A second visit to a Papatoetoe dairy has emerged with a new date and time added to the list, highlighting possible exposure to a South Auckland family infected with Covid-19.
Customers who visited the Ranfurly Skinny Superette last Friday at dinner time are being asked to self-isolate and get tested.
The Ministry of Health has added this new visit to its locations of interest after earlier listing the store as a possible place of exposure following a visit on Saturday evening by one of the three at the centre of this week's community Covid-19 outbreak.
The second and earlier visit to the Ranfurly Skinny Superette took place on February 12 between 5.30pm - 6.35pm.
Those who were at the dairy on Friday at the same time as the infected customer are being considered casual plus contacts. They are being asked to stay home, contact Healthline and get a test tomorrow.
They are then advised to stay home until they receive a negative result.
It comes as the experts try to work out the source of the outbreak which has sparked a snap regional lockdown after three members of a Papatoetoe family tested positive for Covid at the weekend.
Widespread testing is taking place across South Auckland and Taranaki after a girl, who is a year 9 high school student at Papatoetoe High School, and mother, an employee at LSG Sky Chefs in Māngere, travelled south for a break over Waitangi Weekend when they were infectious.
The father, who is a self-employed tradesman, has also tested positive despite being asymptomatic.
All have tested positive for the highly contagious UK variant and are at Auckland's Jet Park quarantine facility.
Another member of the household has tested negative and is currently isolating at home.
There are 42 close contacts of the family, the majority connected to Papatoetoe High School. Only nine are not associated with the college.
Results are expected back today from the hundreds of pupils who flocked to a dedicated testing station at the school yesterday after they were asked to get swabbed to determine if the virus was spreading among them.
So far 12 close contacts have returned negative tests, director general of health Dr Ashley Bloomfield revealed this morning.
Bloomfield told Newstalk ZB's Mike Hosking that if all of the close contacts came back negative "that would reduce the likelihood" Covid-19 was widespread in the community.
But he wouldn't go so far as to say New Zealand would be in the clear.
"We're not done, what we are is reassured that there hasn't been any onward transmission from our current cases. The other thing we're really looking for - because we're not sure exactly where this infection has come from - is are there any parallel sort of chains of infection or chains of transmission out there in the community.

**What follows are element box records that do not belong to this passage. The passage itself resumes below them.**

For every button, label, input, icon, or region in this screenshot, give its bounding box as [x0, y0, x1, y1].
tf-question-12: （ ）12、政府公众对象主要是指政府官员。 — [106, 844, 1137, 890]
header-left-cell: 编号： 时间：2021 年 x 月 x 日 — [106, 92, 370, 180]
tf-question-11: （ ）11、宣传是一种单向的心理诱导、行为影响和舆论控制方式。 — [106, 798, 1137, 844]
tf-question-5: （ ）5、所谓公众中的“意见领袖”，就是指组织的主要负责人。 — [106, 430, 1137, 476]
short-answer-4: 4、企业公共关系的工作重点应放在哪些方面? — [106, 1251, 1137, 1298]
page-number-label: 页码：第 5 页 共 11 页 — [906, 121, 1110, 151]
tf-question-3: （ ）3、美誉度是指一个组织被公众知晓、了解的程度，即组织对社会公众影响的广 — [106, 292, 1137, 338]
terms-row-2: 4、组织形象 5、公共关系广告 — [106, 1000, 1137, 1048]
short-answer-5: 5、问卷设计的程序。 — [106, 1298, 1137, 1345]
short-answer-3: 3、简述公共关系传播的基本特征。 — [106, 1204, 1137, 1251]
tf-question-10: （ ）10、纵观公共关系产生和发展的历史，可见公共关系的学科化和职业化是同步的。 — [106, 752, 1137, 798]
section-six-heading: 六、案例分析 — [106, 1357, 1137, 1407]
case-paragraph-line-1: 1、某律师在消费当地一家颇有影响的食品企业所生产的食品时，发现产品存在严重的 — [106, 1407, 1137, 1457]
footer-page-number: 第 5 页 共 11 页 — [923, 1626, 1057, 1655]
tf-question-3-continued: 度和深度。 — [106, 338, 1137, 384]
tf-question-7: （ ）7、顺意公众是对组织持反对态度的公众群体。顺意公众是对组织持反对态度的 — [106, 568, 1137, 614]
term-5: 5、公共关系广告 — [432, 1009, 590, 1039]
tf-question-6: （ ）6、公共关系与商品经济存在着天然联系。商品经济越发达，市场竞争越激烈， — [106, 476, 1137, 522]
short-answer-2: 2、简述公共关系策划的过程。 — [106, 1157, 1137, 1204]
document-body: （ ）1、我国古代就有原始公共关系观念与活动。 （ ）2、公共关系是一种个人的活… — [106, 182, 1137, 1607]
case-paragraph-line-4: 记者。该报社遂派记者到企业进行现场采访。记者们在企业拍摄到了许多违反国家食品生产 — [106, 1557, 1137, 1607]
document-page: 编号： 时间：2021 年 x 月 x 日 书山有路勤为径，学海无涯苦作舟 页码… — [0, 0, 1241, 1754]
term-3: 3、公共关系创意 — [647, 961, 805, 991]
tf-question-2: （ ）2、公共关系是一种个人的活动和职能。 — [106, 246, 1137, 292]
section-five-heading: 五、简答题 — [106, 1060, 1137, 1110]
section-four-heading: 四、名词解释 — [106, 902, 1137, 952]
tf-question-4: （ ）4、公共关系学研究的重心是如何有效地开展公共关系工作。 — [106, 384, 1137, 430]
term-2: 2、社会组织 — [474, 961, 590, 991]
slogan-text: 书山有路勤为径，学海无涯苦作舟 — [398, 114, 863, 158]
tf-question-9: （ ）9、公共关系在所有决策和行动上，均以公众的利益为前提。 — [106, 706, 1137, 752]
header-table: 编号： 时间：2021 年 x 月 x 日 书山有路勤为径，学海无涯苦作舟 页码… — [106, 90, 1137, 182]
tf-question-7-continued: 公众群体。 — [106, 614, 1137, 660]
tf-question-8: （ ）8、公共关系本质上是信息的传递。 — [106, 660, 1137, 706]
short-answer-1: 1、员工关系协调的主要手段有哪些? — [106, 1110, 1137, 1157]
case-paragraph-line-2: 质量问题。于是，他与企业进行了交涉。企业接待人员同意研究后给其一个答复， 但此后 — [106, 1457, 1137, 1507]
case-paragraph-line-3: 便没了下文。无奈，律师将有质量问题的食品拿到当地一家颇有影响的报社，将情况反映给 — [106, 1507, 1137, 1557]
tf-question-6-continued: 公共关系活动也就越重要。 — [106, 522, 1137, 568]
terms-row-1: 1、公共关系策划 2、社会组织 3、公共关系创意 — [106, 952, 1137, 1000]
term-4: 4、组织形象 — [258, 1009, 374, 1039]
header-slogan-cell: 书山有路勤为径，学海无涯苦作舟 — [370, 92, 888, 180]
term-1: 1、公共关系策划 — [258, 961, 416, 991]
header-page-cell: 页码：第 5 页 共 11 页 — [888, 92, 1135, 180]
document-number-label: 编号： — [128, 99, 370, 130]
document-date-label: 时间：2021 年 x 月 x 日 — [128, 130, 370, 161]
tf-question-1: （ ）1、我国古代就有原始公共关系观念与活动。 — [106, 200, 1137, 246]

"So the wider testing in the school, and in the workplace and the community, and in particular those places of interest is what we're really looking at as well."
Bloomfield said officials were keeping an open mind about the source of the infection because the daughter developed symptoms before the mother.
"One of the interesting things here is that the daughter reported onset of symptoms before the mother. So we have to be open-minded that she could be the first case, and could have got it somewhere else. And that's what we're trying to track down."
Health authorities have increased testing facilities in South Auckland to cater to demand with a new pop-up station at Kohuora Park in Papatoetoe.